The Federal Aviation Administration (FAA) overlooks airspace management, regulation, and licensing in the aviation industry, research, and development. According to Transportation (2020), the FAA oversees programs aimed at transforming, modernizing, and sustaining the National Airspace System (NAS). The projects under FAA take the forms of administrative, construction, computer software development, and planning design (Wei et al. 2021). Project administration involves planning, tracking, and reporting responsibility using the Scrum methodology of project management. The FAA administration department reports to the federal government. Construction management utilizes the Waterfall form of project management to develop airports and other crucial aviation resources (Choi 2019). The computer software development project is dedicated to scheduling, planning, and delivering software and web products using the Kanban methodology.
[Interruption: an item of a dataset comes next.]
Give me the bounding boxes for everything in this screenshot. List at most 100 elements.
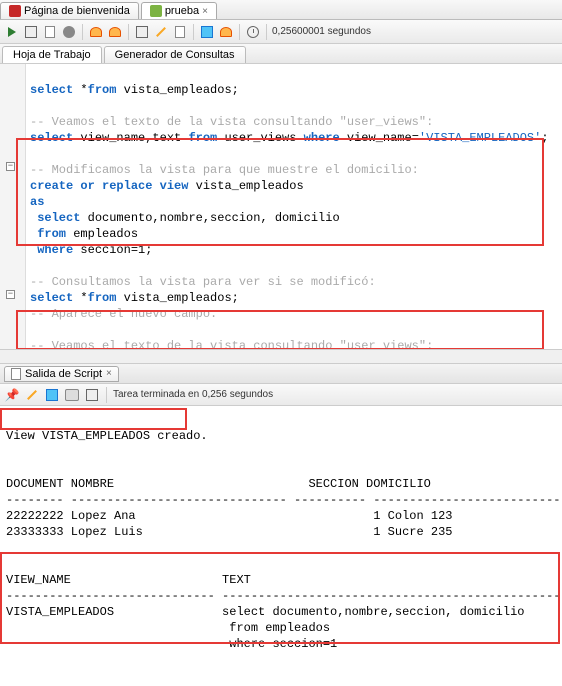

The FAA project life cycle is divided into five stages: initiating, planning, executing, monitoring, controlling and closing. The projects are initiated at the executing phase. All the requirements, risks and deriverables are determined at the planning stage and the project schedule is created (Ermakova et al. 2019). Monitoring and control involve inspection of the progress activities (Butt et al., 2019). The final phase of the project is the closing phase to acknowledge the achievement of the project and officially disband the team and project. The project life cycle defines and guides the steps for completing a project.
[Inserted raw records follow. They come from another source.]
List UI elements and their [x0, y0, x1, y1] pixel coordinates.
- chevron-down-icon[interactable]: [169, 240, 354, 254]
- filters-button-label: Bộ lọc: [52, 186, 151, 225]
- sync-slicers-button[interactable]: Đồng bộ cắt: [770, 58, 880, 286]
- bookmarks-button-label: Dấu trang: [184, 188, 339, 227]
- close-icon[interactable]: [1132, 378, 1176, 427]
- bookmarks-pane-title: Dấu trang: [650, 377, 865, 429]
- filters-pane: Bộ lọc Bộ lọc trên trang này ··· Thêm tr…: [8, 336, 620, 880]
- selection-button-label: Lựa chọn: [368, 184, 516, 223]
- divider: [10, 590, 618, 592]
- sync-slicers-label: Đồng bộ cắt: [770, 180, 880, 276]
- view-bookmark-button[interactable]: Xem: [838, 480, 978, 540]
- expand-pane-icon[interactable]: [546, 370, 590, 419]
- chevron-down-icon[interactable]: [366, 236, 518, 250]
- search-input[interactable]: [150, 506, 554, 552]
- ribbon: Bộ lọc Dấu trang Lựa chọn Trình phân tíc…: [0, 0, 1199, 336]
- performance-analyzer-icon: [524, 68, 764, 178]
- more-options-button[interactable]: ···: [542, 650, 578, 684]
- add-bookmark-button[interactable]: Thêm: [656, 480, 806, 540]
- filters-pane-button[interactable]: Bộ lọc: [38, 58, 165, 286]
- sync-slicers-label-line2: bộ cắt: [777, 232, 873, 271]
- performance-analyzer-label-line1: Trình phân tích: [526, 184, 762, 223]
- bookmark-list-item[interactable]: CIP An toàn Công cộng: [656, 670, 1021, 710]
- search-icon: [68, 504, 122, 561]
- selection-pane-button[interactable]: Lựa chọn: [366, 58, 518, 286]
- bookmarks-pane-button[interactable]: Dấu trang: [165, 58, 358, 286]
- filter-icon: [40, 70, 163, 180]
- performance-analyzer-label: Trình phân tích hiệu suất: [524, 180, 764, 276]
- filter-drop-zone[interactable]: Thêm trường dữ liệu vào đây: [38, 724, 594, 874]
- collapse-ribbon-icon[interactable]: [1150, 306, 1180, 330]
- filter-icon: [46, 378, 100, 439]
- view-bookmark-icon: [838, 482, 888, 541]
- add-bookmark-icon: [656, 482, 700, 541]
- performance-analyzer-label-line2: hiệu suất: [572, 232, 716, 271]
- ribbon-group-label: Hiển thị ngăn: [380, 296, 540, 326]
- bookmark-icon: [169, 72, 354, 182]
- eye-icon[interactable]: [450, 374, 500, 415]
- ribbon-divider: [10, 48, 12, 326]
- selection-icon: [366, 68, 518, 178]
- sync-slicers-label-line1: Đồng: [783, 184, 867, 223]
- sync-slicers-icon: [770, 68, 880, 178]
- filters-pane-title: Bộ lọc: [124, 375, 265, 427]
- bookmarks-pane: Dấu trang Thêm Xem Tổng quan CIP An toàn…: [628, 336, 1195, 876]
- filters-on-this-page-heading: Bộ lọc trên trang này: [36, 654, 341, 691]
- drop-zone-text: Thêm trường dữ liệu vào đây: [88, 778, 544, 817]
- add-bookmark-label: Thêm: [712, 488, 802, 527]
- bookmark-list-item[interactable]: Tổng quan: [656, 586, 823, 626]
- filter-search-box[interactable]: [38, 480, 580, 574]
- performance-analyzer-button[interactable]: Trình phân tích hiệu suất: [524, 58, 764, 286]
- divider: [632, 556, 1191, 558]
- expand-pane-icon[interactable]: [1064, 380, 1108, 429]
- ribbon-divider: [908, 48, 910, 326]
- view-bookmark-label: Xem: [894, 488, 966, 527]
The Waterfall methodology of construction management is the best to foresee the construction of modern aviation facilities at FAA. Each of the phases in waterfall construction management has specific deliverables to simplify the review process. Constructions in aviation have well-defined requirements with no expected changes hence suitable for the Waterfall method of project management (Thesing et al. 2021). With clear objectives, Waterfall development gets everyone up to speed to execute projects within the given time scales and with no financial surprises.
Reference List
Butt, A.A., Harvey, J.T., Saboori, A., Ostovar, M. and Garg, N., 2019. Airfield Life Cycle Assessment: Benchmark Study of a Project at JFK International Airport. In Airfield and Highway Pavements 2019: Innovation and Sustainability in Highway and Airfield Pavement Technology (pp. 456-464). Reston, VA: American Society of Civil Engineers. Web.
Choi, B.H., 2019. Software as a Profession.Harv. JL & Tech., 33, p.557. Web.
Ermakova, O.V., Kaloshina, M.N. and Dianova, E.V., 2019. Management of innovative projects over the life cycle of distributed aviation systems.Russian Engineering Research, 39(5), pp.439-442. Web.
Thesing, T., Feldmann, C. and Burchardt, M., 2021. Agile versus waterfall project management: decision model for selecting the appropriate approach to a project. Procedia Computer Science, 181, pp.746-756.
Transportation, R.T.I.A., 2020. Federal Aviation Administration.Department of Transportation. Web.
Wei, X., Prybutok, V. and Sauser, B., 2021. Review of supply chain management within project management.Project Leadership and Society, 2, p.100013. Web.